(201d) Multiphase Flowloop Investigation of Transportability and Flow Properties of Highly Concentrated Hydrate Slurries

Authors: 
Bbosa, B., University of Tulsa
Volk, M., University of Tulsa
Hydrate formation, if not properly monitored and controlled, may lead to pipeline blockage. In order to avoid pipeline blockage and other hydrate formation risks, chemical additives are added to the system. Additives such as anti-agglomerants (AA) help improve hydrate transportability by dispersing the formed hydrates into slurries and preventing them from sticking to the pipe wall. This enables transportation of highly concentrated slurries. However, the high hydrate volume fractions (HVF) slurries may exhibit complex rheology. There is therefore a great need to correlate flow properties such as friction factor and viscosity to HVF. Hydrate slurry transport is important whether hydrates are deliberately generated for energy storage purposes or hydrates formed because of the prevailing flow conditions.

In this work, a multiphase flowloop was use to generate gas hydrate slurries with models oils of different viscosities. Tests were performed at high liquid loading (+75%) and at intermediate watercuts (30 to 70%). Pressure drop was monitored with increasing HVF. AA dosage was maintained at the recommended dosage, i.e., about 2 vol% with respect to aqueous phase for the AA used.

The first part of the manuscript presents viscosity predictions using the non-Newtonian multiphase friction factor model developed by Garcia et al. 2003. Results indicate that viscosity increases almost linearly with increasing HVF up to 18% HVF but exponentially above 25%HVF. This behavior may suggest onset of heterogeneous flow, i.e., AA fails at high HVF.

The second part of the paper presents a comparative study of viscosity models including those developed on benchtop scale. It was observed that models that account for carrier fluid viscosity in predicting slurry viscosity agreed better with experimental data. Presence of free gas phase presented the greatest challenge to viscosity and friction factor models.

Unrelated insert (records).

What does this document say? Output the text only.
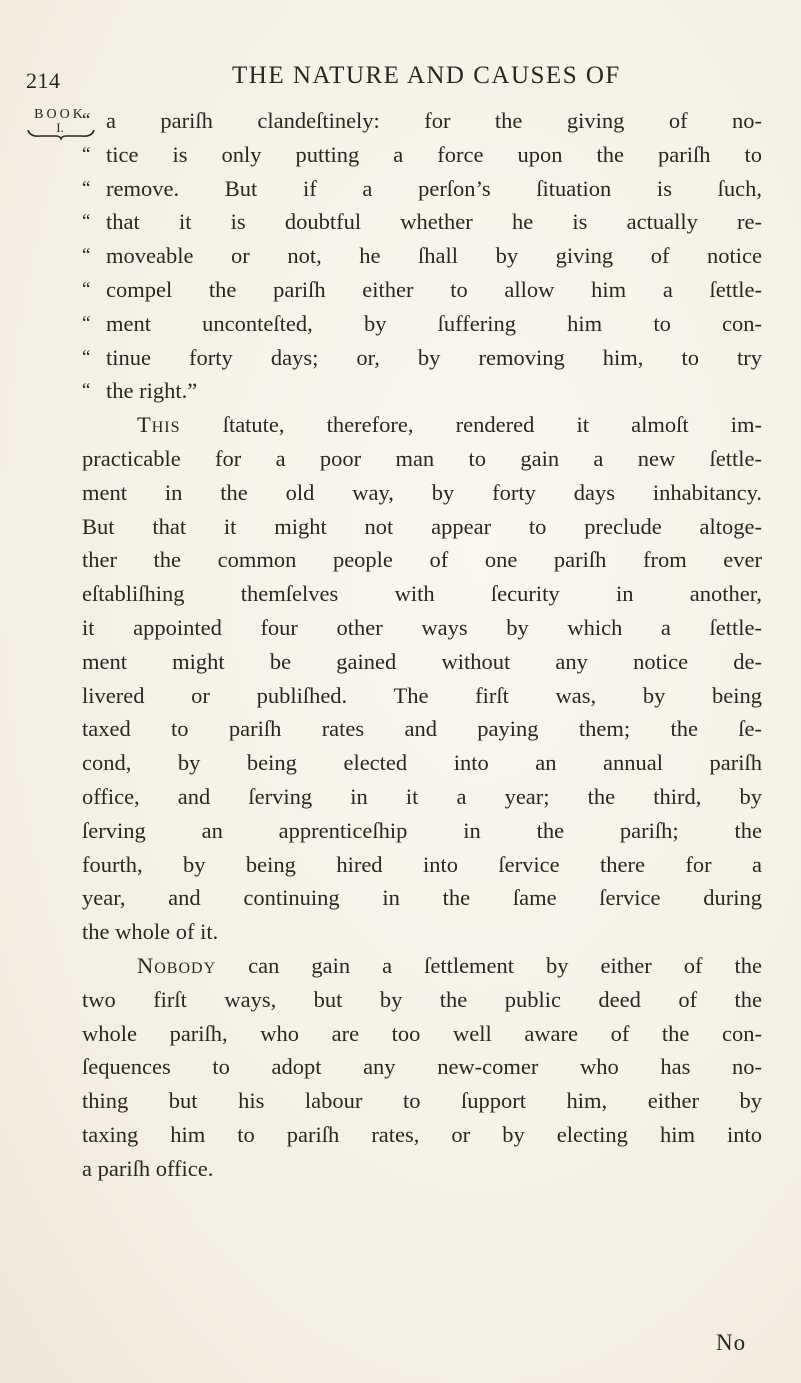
214	THE NATURE AND CAUSES OF
BOOK
I. “ a pariſh clandeſtinely: for the giving of no-
“ tice is only putting a force upon the pariſh to
“ remove. But if a perſon’s ſituation is ſuch,
“ that it is doubtful whether he is actually re-
“ moveable or not, he ſhall by giving of notice
“ compel the pariſh either to allow him a ſettle-
“ ment unconteſted, by ſuffering him to con-
“ tinue forty days; or, by removing him, to try
“ the right.”
This ſtatute, therefore, rendered it almoſt im-
practicable for a poor man to gain a new ſettle-
ment in the old way, by forty days inhabitancy.
But that it might not appear to preclude altoge-
ther the common people of one pariſh from ever
eſtabliſhing themſelves with ſecurity in another,
it appointed four other ways by which a ſettle-
ment might be gained without any notice de-
livered or publiſhed. The firſt was, by being
taxed to pariſh rates and paying them; the ſe-
cond, by being elected into an annual pariſh
office, and ſerving in it a year; the third, by
ſerving an apprenticeſhip in the pariſh; the
fourth, by being hired into ſervice there for a
year, and continuing in the ſame ſervice during
the whole of it.
Nobody can gain a ſettlement by either of the
two firſt ways, but by the public deed of the
whole pariſh, who are too well aware of the con-
ſequences to adopt any new-comer who has no-
thing but his labour to ſupport him, either by
taxing him to pariſh rates, or by electing him into
a pariſh office.
No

Lastly, transportability assessment showed that low viscosity systems were greatly affected by increase in HVF whereas high viscosity systems in addition to HVF, they were significantly affected by temperature changes. Low viscosity flow systems exhibited heterogeneous flow behavior and even plugging at higher HVF. On the other hand, high viscosity oils formed emulsion and were characterized by high shear heat buildup.